Statistical Modeling of Univariate Multimodal Data
Paraskevi Chasani, Aristidis Likas
TL;DR
The paper tackles univariate multimodal data by introducing UniSplit, a non-parametric valley-detection procedure operating on the ecdf via gcm/lcm points to partition data into unimodal subsets. Each unimodal subset is modeled with a Uniform Mixture Model (UMM) and the collection forms a Unimodal Mixture Model (UDMM), yielding a hierarchical, hyperparameter-free density representation with automatic component counting. The approach is demonstrated to be competitive with or superior to Gaussian mixtures and KDE-based methods across synthetic and real data, and extends naturally to image segmentation and Naive Bayes classification with robust performance and minimal parameter tuning.

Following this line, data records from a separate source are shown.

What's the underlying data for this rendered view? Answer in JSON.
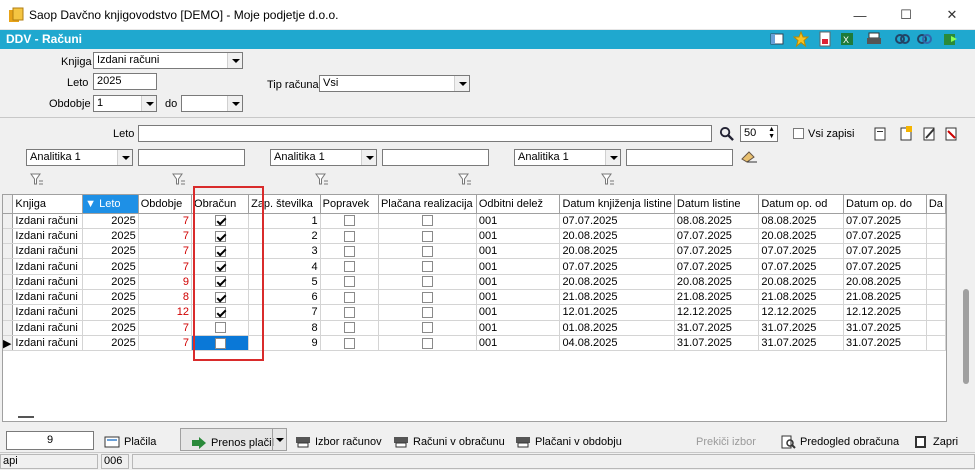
{
  "window": {
    "title": "Saop Davčno knjigovodstvo [DEMO] - Moje podjetje d.o.o."
  },
  "module": {
    "title": "DDV - Računi"
  },
  "colors": {
    "accent": "#1fa8cf",
    "selection": "#0a78d7",
    "sorted_header": "#1e90e6",
    "highlight_box": "#d92b2b"
  },
  "form": {
    "knjiga_label": "Knjiga",
    "knjiga_value": "Izdani računi",
    "leto_label": "Leto",
    "leto_value": "2025",
    "tip_label": "Tip računa",
    "tip_value": "Vsi",
    "obdobje_label": "Obdobje",
    "obdobje_value": "1",
    "do_label": "do",
    "do_value": ""
  },
  "search": {
    "leto_label": "Leto",
    "leto_value": "",
    "count": "50",
    "vsi_zapisi_label": "Vsi zapisi",
    "analitika_1": "Analitika 1",
    "analitika_2": "Analitika 1",
    "analitika_3": "Analitika 1"
  },
  "table": {
    "headers": [
      "Knjiga",
      "Leto",
      "Obdobje",
      "Obračun",
      "Zap. številka",
      "Popravek",
      "Plačana realizacija",
      "Odbitni delež",
      "Datum knjiženja listine",
      "Datum listine",
      "Datum op. od",
      "Datum op. do",
      "Da"
    ],
    "rows": [
      {
        "knjiga": "Izdani računi",
        "leto": "2025",
        "obdobje": "7",
        "obracun": true,
        "zap": "1",
        "datum_knjizenja": "07.07.2025",
        "datum_listine": "08.08.2025",
        "op_od": "08.08.2025",
        "op_do": "07.07.2025",
        "odbitni": "001"
      },
      {
        "knjiga": "Izdani računi",
        "leto": "2025",
        "obdobje": "7",
        "obracun": true,
        "zap": "2",
        "datum_knjizenja": "20.08.2025",
        "datum_listine": "07.07.2025",
        "op_od": "20.08.2025",
        "op_do": "07.07.2025",
        "odbitni": "001"
      },
      {
        "knjiga": "Izdani računi",
        "leto": "2025",
        "obdobje": "7",
        "obracun": true,
        "zap": "3",
        "datum_knjizenja": "20.08.2025",
        "datum_listine": "07.07.2025",
        "op_od": "07.07.2025",
        "op_do": "07.07.2025",
        "odbitni": "001"
      },
      {
        "knjiga": "Izdani računi",
        "leto": "2025",
        "obdobje": "7",
        "obracun": true,
        "zap": "4",
        "datum_knjizenja": "07.07.2025",
        "datum_listine": "07.07.2025",
        "op_od": "07.07.2025",
        "op_do": "07.07.2025",
        "odbitni": "001"
      },
      {
        "knjiga": "Izdani računi",
        "leto": "2025",
        "obdobje": "9",
        "obracun": true,
        "zap": "5",
        "datum_knjizenja": "20.08.2025",
        "datum_listine": "20.08.2025",
        "op_od": "20.08.2025",
        "op_do": "20.08.2025",
        "odbitni": "001"
      },
      {
        "knjiga": "Izdani računi",
        "leto": "2025",
        "obdobje": "8",
        "obracun": true,
        "zap": "6",
        "datum_knjizenja": "21.08.2025",
        "datum_listine": "21.08.2025",
        "op_od": "21.08.2025",
        "op_do": "21.08.2025",
        "odbitni": "001"
      },
      {
        "knjiga": "Izdani računi",
        "leto": "2025",
        "obdobje": "12",
        "obracun": true,
        "zap": "7",
        "datum_knjizenja": "12.01.2025",
        "datum_listine": "12.12.2025",
        "op_od": "12.12.2025",
        "op_do": "12.12.2025",
        "odbitni": "001"
      },
      {
        "knjiga": "Izdani računi",
        "leto": "2025",
        "obdobje": "7",
        "obracun": false,
        "zap": "8",
        "datum_knjizenja": "01.08.2025",
        "datum_listine": "31.07.2025",
        "op_od": "31.07.2025",
        "op_do": "31.07.2025",
        "odbitni": "001"
      },
      {
        "knjiga": "Izdani računi",
        "leto": "2025",
        "obdobje": "7",
        "obracun": false,
        "zap": "9",
        "datum_knjizenja": "04.08.2025",
        "datum_listine": "31.07.2025",
        "op_od": "31.07.2025",
        "op_do": "31.07.2025",
        "odbitni": "001"
      }
    ]
  },
  "bottom": {
    "count": "9",
    "placila": "Plačila",
    "prenos_placil": "Prenos plačil",
    "izbor_racunov": "Izbor računov",
    "racuni_v_obracunu": "Računi v obračunu",
    "placani_v_obdobju": "Plačani v obdobju",
    "prekini_izbor": "Prekiči izbor",
    "predogled_obracuna": "Predogled obračuna",
    "zapri": "Zapri"
  },
  "status": {
    "c1": "api",
    "c2": "006",
    "c3": ""
  }
}
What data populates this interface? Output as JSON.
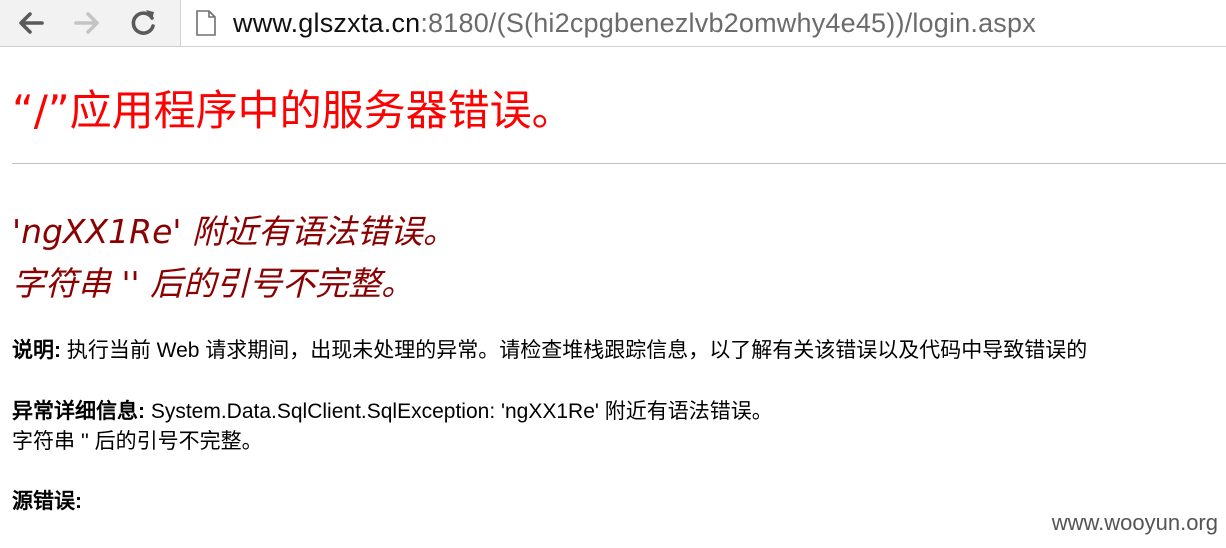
{
  "browser": {
    "url_host": "www.glszxta.cn",
    "url_rest": ":8180/(S(hi2cpgbenezlvb2omwhy4e45))/login.aspx"
  },
  "page": {
    "title": "“/”应用程序中的服务器错误。",
    "error_line1": "'ngXX1Re' 附近有语法错误。",
    "error_line2": "字符串 '' 后的引号不完整。",
    "description_label": "说明:",
    "description_text": " 执行当前 Web 请求期间，出现未处理的异常。请检查堆栈跟踪信息，以了解有关该错误以及代码中导致错误的",
    "exception_label": "异常详细信息:",
    "exception_text": " System.Data.SqlClient.SqlException: 'ngXX1Re' 附近有语法错误。",
    "exception_line2": "字符串 '' 后的引号不完整。",
    "source_label": "源错误:"
  },
  "watermark": "www.wooyun.org",
  "icons": {
    "back": "back-arrow-icon",
    "forward": "forward-arrow-icon",
    "reload": "reload-icon",
    "page": "page-icon"
  },
  "colors": {
    "title": "#ff0000",
    "error": "#8b0000",
    "toolbar_bg": "#f2f2f2"
  }
}
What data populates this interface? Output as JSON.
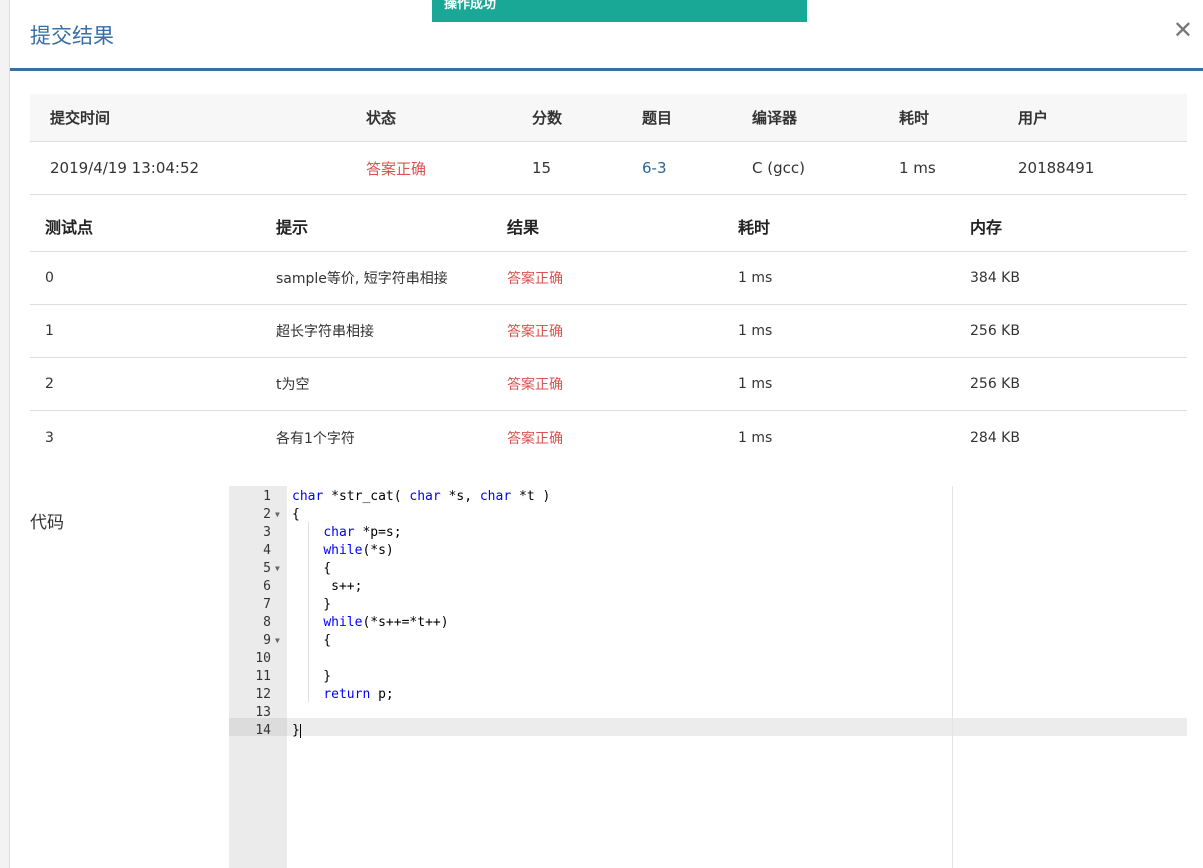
{
  "toast": {
    "text": "操作成功"
  },
  "modal": {
    "title": "提交结果",
    "close_icon": "close-icon"
  },
  "summary": {
    "headers": [
      "提交时间",
      "状态",
      "分数",
      "题目",
      "编译器",
      "耗时",
      "用户"
    ],
    "row": {
      "time": "2019/4/19 13:04:52",
      "status": "答案正确",
      "score": "15",
      "problem": "6-3",
      "compiler": "C (gcc)",
      "elapsed": "1 ms",
      "user": "20188491"
    }
  },
  "tests": {
    "headers": [
      "测试点",
      "提示",
      "结果",
      "耗时",
      "内存"
    ],
    "rows": [
      {
        "id": "0",
        "hint": "sample等价, 短字符串相接",
        "result": "答案正确",
        "time": "1 ms",
        "memory": "384 KB"
      },
      {
        "id": "1",
        "hint": "超长字符串相接",
        "result": "答案正确",
        "time": "1 ms",
        "memory": "256 KB"
      },
      {
        "id": "2",
        "hint": "t为空",
        "result": "答案正确",
        "time": "1 ms",
        "memory": "256 KB"
      },
      {
        "id": "3",
        "hint": "各有1个字符",
        "result": "答案正确",
        "time": "1 ms",
        "memory": "284 KB"
      }
    ]
  },
  "code": {
    "label": "代码",
    "lines": [
      "char *str_cat( char *s, char *t )",
      "{",
      "    char *p=s;",
      "    while(*s)",
      "    {",
      "     s++;",
      "    }",
      "    while(*s++=*t++)",
      "    {",
      "    ",
      "    }",
      "    return p;",
      "",
      "}"
    ],
    "fold_lines": [
      2,
      5,
      9
    ],
    "active_line": 14
  },
  "colors": {
    "accent": "#3a6fa5",
    "success": "#d9534f",
    "toast": "#1aa896",
    "link": "#2a6496"
  }
}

The results highlight practical benefits for flexible density estimation and clustering without fixed component numbers, with potential extensions to multidimensional data via projections or recursive splitting into interpretable decision trees.
Abstract
Unimodality constitutes a key property indicating grouping behavior of the data around a single mode of its density. We propose a method that partitions univariate data into unimodal subsets through recursive splitting around valley points of the data density. For valley point detection, we introduce properties of critical points on the convex hull of the empirical cumulative density function (ecdf) plot that provide indications on the existence of density valleys. Next, we apply a unimodal data modeling approach that provides a statistical model for each obtained unimodal subset in the form of a Uniform Mixture Model (UMM). Consequently, a hierarchical statistical model of the initial dataset is obtained in the form of a mixture of UMMs, named as the Unimodal Mixture Model (UDMM). The proposed method is non-parametric, hyperparameter-free, automatically estimates the number of unimodal subsets and provides accurate statistical models as indicated by experimental results on clustering and density estimation tasks.